Pickering-Parker seems more hopeful that the World Cup will bring more funding to his small team of volunteers: “Right now. I’m hopeful. Because Māori people always build on hope. Right?”
New Zealand Football told CNN its “strong partnership” with Māori Football Aotearoa had already seen it partially fund a number of projects “with many more in progress to be rolled out post-WWC.”
Two Aboriginal players are in the Matildas squad that made it to the 2023 World Cup semifinals: striker Kyah Simon, who’s a NIAG member, and goalkeeper Lydia Williams.
Williams told CNN Sport that soccer was a minority sport for local children when she was growing up in Kalgoorlie, Western Australia, a small mining city north-east of Perth.
“It was really basketball and AFL (Australian Football League) where we had professional players come out and say, ‘Hello,’ and I think they were the sports that we admired because we actually saw professional players come and share that with us,” Williams said.
When Williams goes back to Kalgoorlie now, she is greeted with the sight of children playing soccer. “To see that football is making the right steps towards that (Indigenous awareness), hopefully then it gives more Indigenous kids and communities more opportunities,” she said.
The desire to see more Indigenous kids playing football is a common theme across all parties, from grassroots organizations to the sport’s governing bodies.
But groups that have spent years working unpaid to build networks with local communities now fear that the opportunity presented by Australia’s role in hosting the most successful Women’s World Cup will pass them by.
The IFA said it requested a meeting with Football Australia and NIAG before the end of the World Cup, but that hasn’t happened.
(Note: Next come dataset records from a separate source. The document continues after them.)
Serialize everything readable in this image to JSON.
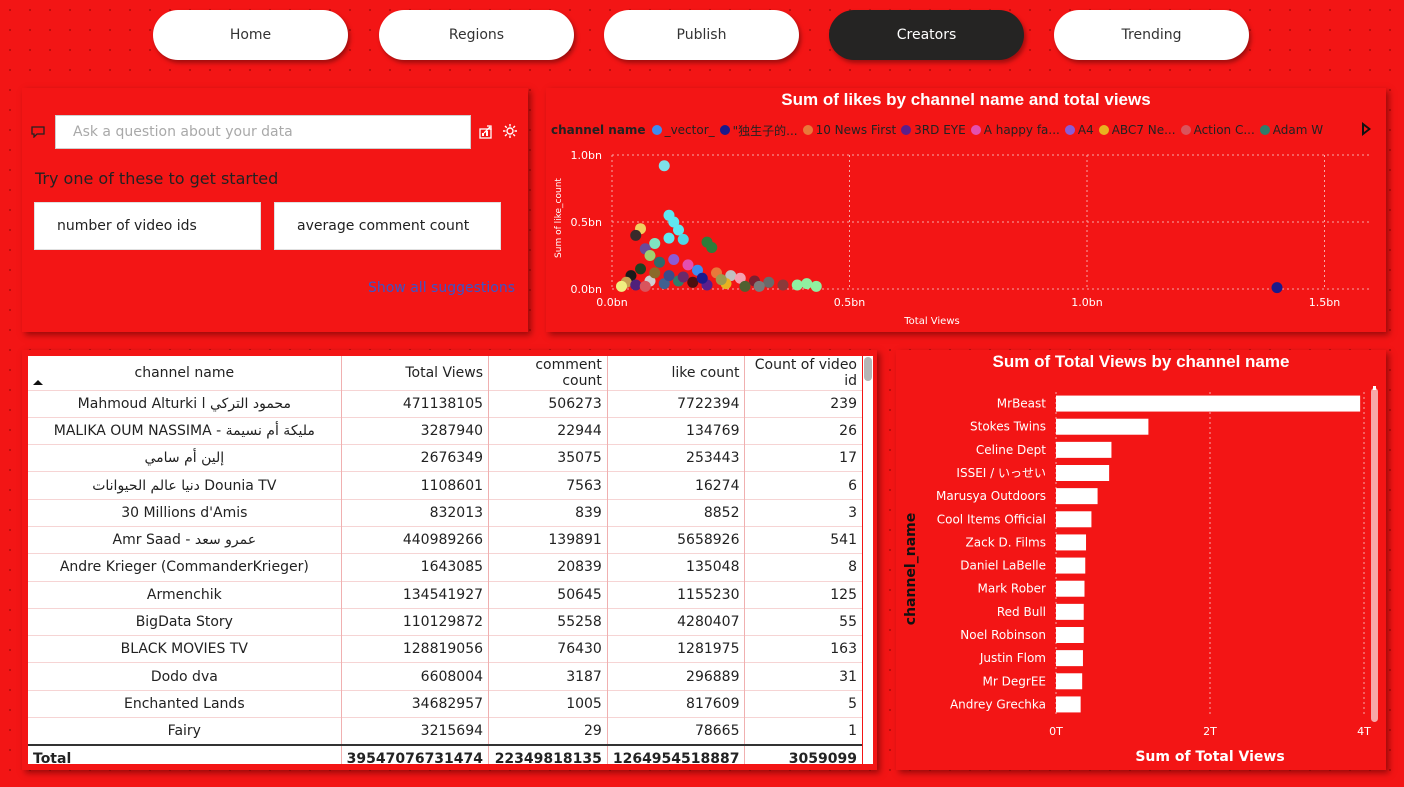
{
  "nav": {
    "home": "Home",
    "regions": "Regions",
    "publish": "Publish",
    "creators": "Creators",
    "trending": "Trending"
  },
  "qa": {
    "placeholder": "Ask a question about your data",
    "hint": "Try one of these to get started",
    "suggestion_1": "number of video ids",
    "suggestion_2": "average comment count",
    "show_all": "Show all suggestions"
  },
  "scatter": {
    "title": "Sum of likes by channel name and total views",
    "legend_title": "channel name",
    "legend": [
      {
        "label": "_vector_",
        "color": "#3d8df0"
      },
      {
        "label": "\"独生子的...",
        "color": "#1a1a8c"
      },
      {
        "label": "10 News First",
        "color": "#e8783a"
      },
      {
        "label": "3RD EYE",
        "color": "#5b1f8c"
      },
      {
        "label": "A happy fa...",
        "color": "#e44fb0"
      },
      {
        "label": "A4",
        "color": "#8a5cd6"
      },
      {
        "label": "ABC7 Ne...",
        "color": "#e9b21f"
      },
      {
        "label": "Action C...",
        "color": "#d9545c"
      },
      {
        "label": "Adam W",
        "color": "#2e7d6a"
      }
    ],
    "chart_data": {
      "type": "scatter",
      "title": "Sum of likes by channel name and total views",
      "xlabel": "Total Views",
      "ylabel": "Sum of like_count",
      "xlim": [
        0,
        1.6
      ],
      "ylim": [
        0,
        1.0
      ],
      "x_ticks": [
        "0.0bn",
        "0.5bn",
        "1.0bn",
        "1.5bn"
      ],
      "y_ticks": [
        "0.0bn",
        "0.5bn",
        "1.0bn"
      ],
      "points": [
        {
          "x": 0.11,
          "y": 0.92,
          "color": "#7ee0ea"
        },
        {
          "x": 0.12,
          "y": 0.55,
          "color": "#5fe8f0"
        },
        {
          "x": 0.13,
          "y": 0.5,
          "color": "#5fe8f0"
        },
        {
          "x": 0.14,
          "y": 0.44,
          "color": "#5fe8f0"
        },
        {
          "x": 0.12,
          "y": 0.38,
          "color": "#5fe8f0"
        },
        {
          "x": 0.15,
          "y": 0.37,
          "color": "#4fd8e6"
        },
        {
          "x": 0.09,
          "y": 0.34,
          "color": "#7fe4c0"
        },
        {
          "x": 0.2,
          "y": 0.35,
          "color": "#2e7d3a"
        },
        {
          "x": 0.21,
          "y": 0.31,
          "color": "#2e7d3a"
        },
        {
          "x": 0.06,
          "y": 0.45,
          "color": "#f0d060"
        },
        {
          "x": 0.05,
          "y": 0.4,
          "color": "#3a2a2a"
        },
        {
          "x": 0.07,
          "y": 0.3,
          "color": "#6a4a9a"
        },
        {
          "x": 0.08,
          "y": 0.25,
          "color": "#a0d070"
        },
        {
          "x": 0.1,
          "y": 0.2,
          "color": "#2d6b6b"
        },
        {
          "x": 0.13,
          "y": 0.22,
          "color": "#8a5cd6"
        },
        {
          "x": 0.16,
          "y": 0.18,
          "color": "#e44fb0"
        },
        {
          "x": 0.18,
          "y": 0.14,
          "color": "#3d8df0"
        },
        {
          "x": 0.22,
          "y": 0.12,
          "color": "#e8783a"
        },
        {
          "x": 0.25,
          "y": 0.1,
          "color": "#c0c0c0"
        },
        {
          "x": 0.27,
          "y": 0.08,
          "color": "#f4a0b0"
        },
        {
          "x": 0.3,
          "y": 0.06,
          "color": "#7a2030"
        },
        {
          "x": 0.33,
          "y": 0.05,
          "color": "#6a6a6a"
        },
        {
          "x": 0.36,
          "y": 0.03,
          "color": "#8a3a3a"
        },
        {
          "x": 0.39,
          "y": 0.03,
          "color": "#90f0a0"
        },
        {
          "x": 0.41,
          "y": 0.04,
          "color": "#90f0a0"
        },
        {
          "x": 0.43,
          "y": 0.02,
          "color": "#90f0a0"
        },
        {
          "x": 0.04,
          "y": 0.1,
          "color": "#1a1a1a"
        },
        {
          "x": 0.03,
          "y": 0.05,
          "color": "#c8a050"
        },
        {
          "x": 0.05,
          "y": 0.03,
          "color": "#50207a"
        },
        {
          "x": 0.08,
          "y": 0.06,
          "color": "#d0d0d0"
        },
        {
          "x": 0.11,
          "y": 0.04,
          "color": "#406090"
        },
        {
          "x": 0.14,
          "y": 0.06,
          "color": "#2e7d6a"
        },
        {
          "x": 0.17,
          "y": 0.05,
          "color": "#4a1010"
        },
        {
          "x": 0.2,
          "y": 0.03,
          "color": "#5b1f8c"
        },
        {
          "x": 0.24,
          "y": 0.04,
          "color": "#e9b21f"
        },
        {
          "x": 0.28,
          "y": 0.02,
          "color": "#506030"
        },
        {
          "x": 0.31,
          "y": 0.02,
          "color": "#7a7a7a"
        },
        {
          "x": 0.06,
          "y": 0.15,
          "color": "#204020"
        },
        {
          "x": 0.09,
          "y": 0.12,
          "color": "#8a6a2a"
        },
        {
          "x": 0.12,
          "y": 0.1,
          "color": "#3a4a8a"
        },
        {
          "x": 0.15,
          "y": 0.09,
          "color": "#6a2a6a"
        },
        {
          "x": 0.19,
          "y": 0.08,
          "color": "#1a1a8c"
        },
        {
          "x": 0.23,
          "y": 0.07,
          "color": "#9a9a50"
        },
        {
          "x": 0.02,
          "y": 0.02,
          "color": "#f0f080"
        },
        {
          "x": 0.07,
          "y": 0.02,
          "color": "#d9545c"
        },
        {
          "x": 1.4,
          "y": 0.01,
          "color": "#1a1a8c"
        }
      ]
    }
  },
  "table": {
    "headers": [
      "channel name",
      "Total Views",
      "comment count",
      "like count",
      "Count of video id"
    ],
    "rows": [
      [
        "Mahmoud Alturki l محمود التركي",
        "471138105",
        "506273",
        "7722394",
        "239"
      ],
      [
        "MALIKA OUM NASSIMA - مليكة أم نسيمة",
        "3287940",
        "22944",
        "134769",
        "26"
      ],
      [
        "إلين أم سامي",
        "2676349",
        "35075",
        "253443",
        "17"
      ],
      [
        "دنيا عالم الحيوانات Dounia TV",
        "1108601",
        "7563",
        "16274",
        "6"
      ],
      [
        "30 Millions d'Amis",
        "832013",
        "839",
        "8852",
        "3"
      ],
      [
        "Amr Saad - عمرو سعد",
        "440989266",
        "139891",
        "5658926",
        "541"
      ],
      [
        "Andre Krieger (CommanderKrieger)",
        "1643085",
        "20839",
        "135048",
        "8"
      ],
      [
        "Armenchik",
        "134541927",
        "50645",
        "1155230",
        "125"
      ],
      [
        "BigData Story",
        "110129872",
        "55258",
        "4280407",
        "55"
      ],
      [
        "BLACK MOVIES TV",
        "128819056",
        "76430",
        "1281975",
        "163"
      ],
      [
        "Dodo dva",
        "6608004",
        "3187",
        "296889",
        "31"
      ],
      [
        "Enchanted Lands",
        "34682957",
        "1005",
        "817609",
        "5"
      ],
      [
        "Fairy",
        "3215694",
        "29",
        "78665",
        "1"
      ]
    ],
    "total": [
      "Total",
      "39547076731474",
      "22349818135",
      "1264954518887",
      "3059099"
    ]
  },
  "bar": {
    "title": "Sum of Total Views by channel name",
    "chart_data": {
      "type": "bar",
      "orientation": "horizontal",
      "title": "Sum of Total Views by channel name",
      "xlabel": "Sum of Total Views",
      "ylabel": "channel_name",
      "x_ticks": [
        "0T",
        "2T",
        "4T"
      ],
      "xlim": [
        0,
        4
      ],
      "categories": [
        "MrBeast",
        "Stokes Twins",
        "Celine Dept",
        "ISSEI / いっせい",
        "Marusya Outdoors",
        "Cool Items Official",
        "Zack D. Films",
        "Daniel LaBelle",
        "Mark Rober",
        "Red Bull",
        "Noel Robinson",
        "Justin Flom",
        "Mr DegrEE",
        "Andrey Grechka"
      ],
      "values": [
        3.95,
        1.2,
        0.72,
        0.69,
        0.54,
        0.46,
        0.39,
        0.38,
        0.37,
        0.36,
        0.36,
        0.35,
        0.34,
        0.32
      ]
    }
  }
}
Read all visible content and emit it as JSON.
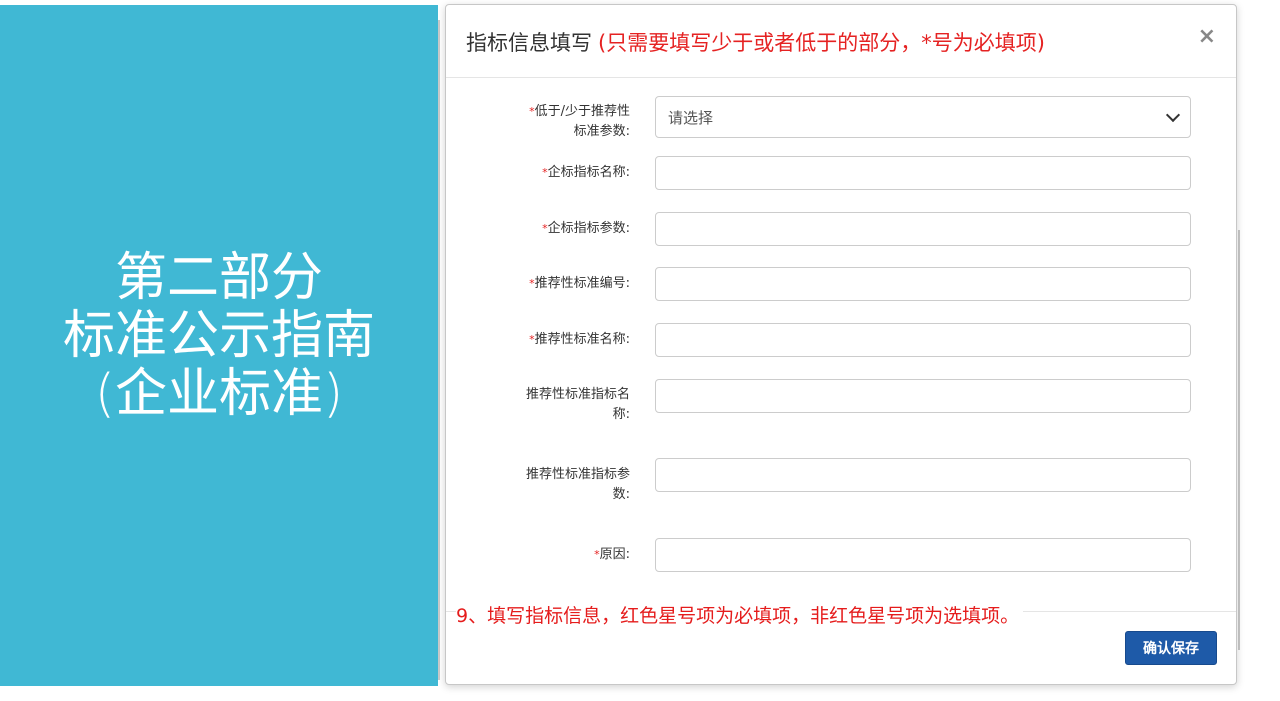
{
  "left_panel": {
    "lines": [
      "第二部分",
      "标准公示指南",
      "(企业标准)"
    ],
    "background_color": "#40b8d4"
  },
  "modal": {
    "title": "指标信息填写",
    "title_note": "(只需要填写少于或者低于的部分，*号为必填项)",
    "close_label": "×",
    "fields": [
      {
        "label": "低于/少于推荐性标准参数:",
        "required": true,
        "type": "select",
        "value": "请选择"
      },
      {
        "label": "企标指标名称:",
        "required": true,
        "type": "text",
        "value": ""
      },
      {
        "label": "企标指标参数:",
        "required": true,
        "type": "text",
        "value": ""
      },
      {
        "label": "推荐性标准编号:",
        "required": true,
        "type": "text",
        "value": ""
      },
      {
        "label": "推荐性标准名称:",
        "required": true,
        "type": "text",
        "value": ""
      },
      {
        "label": "推荐性标准指标名称:",
        "required": false,
        "type": "text",
        "value": ""
      },
      {
        "label": "推荐性标准指标参数:",
        "required": false,
        "type": "text",
        "value": ""
      },
      {
        "label": "原因:",
        "required": true,
        "type": "text",
        "value": ""
      }
    ],
    "required_marker": "*",
    "instruction": "9、填写指标信息，红色星号项为必填项，非红色星号项为选填项。",
    "confirm_label": "确认保存",
    "colors": {
      "required": "#e52222",
      "primary_button": "#1e5aa8"
    }
  }
}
Instead, the FA said it would reach out to schedule a meeting “in due course,” according to correspondence seen by CNN.
That’s not soon enough, according to the IFA, which has started crowdfunding to bolster the funding it receives from government, philanthropic foundations and the public.
Of the potential Legacy ’23 funding, Moriarty says: “We’re really wanting to see now, what is it?”
“How will we secure what our young kids and coaches and communities and families need to have some participation in this game? Because at the moment, it’s prohibitive,” she said.
NIAG member Maynard says the advisory body will ask the FA to compile a national report on Indigenous groups and players, so they can identify where they are and what they need. He said there was no doubt the Moriarty Foundation and the AIFC need funding, but there are others.
He urged community groups to come forward and work with NIAG, comparing it to the Voice to Parliament that will advise the Australian government, if the referendum passes.
“It’s no good just trying to crash through the front door, you’re better off to utilize that we’ve got an Indigenous body in that space,” said Maynard.
Menzies, the NIAG co-Chair and former national player, says the World Cup should drive more funding into Indigenous football and the advisory body will take its proposals to the FA at their next meeting in September.
“Now is the time. If hosting a Women’s World Cup isn’t going to do it, I don’t know what else is,” she said.
“If we’re not able to lubricate that relationship with Football Australia and NIAG … I’m not entirely sure that I could continue to justify my position there.”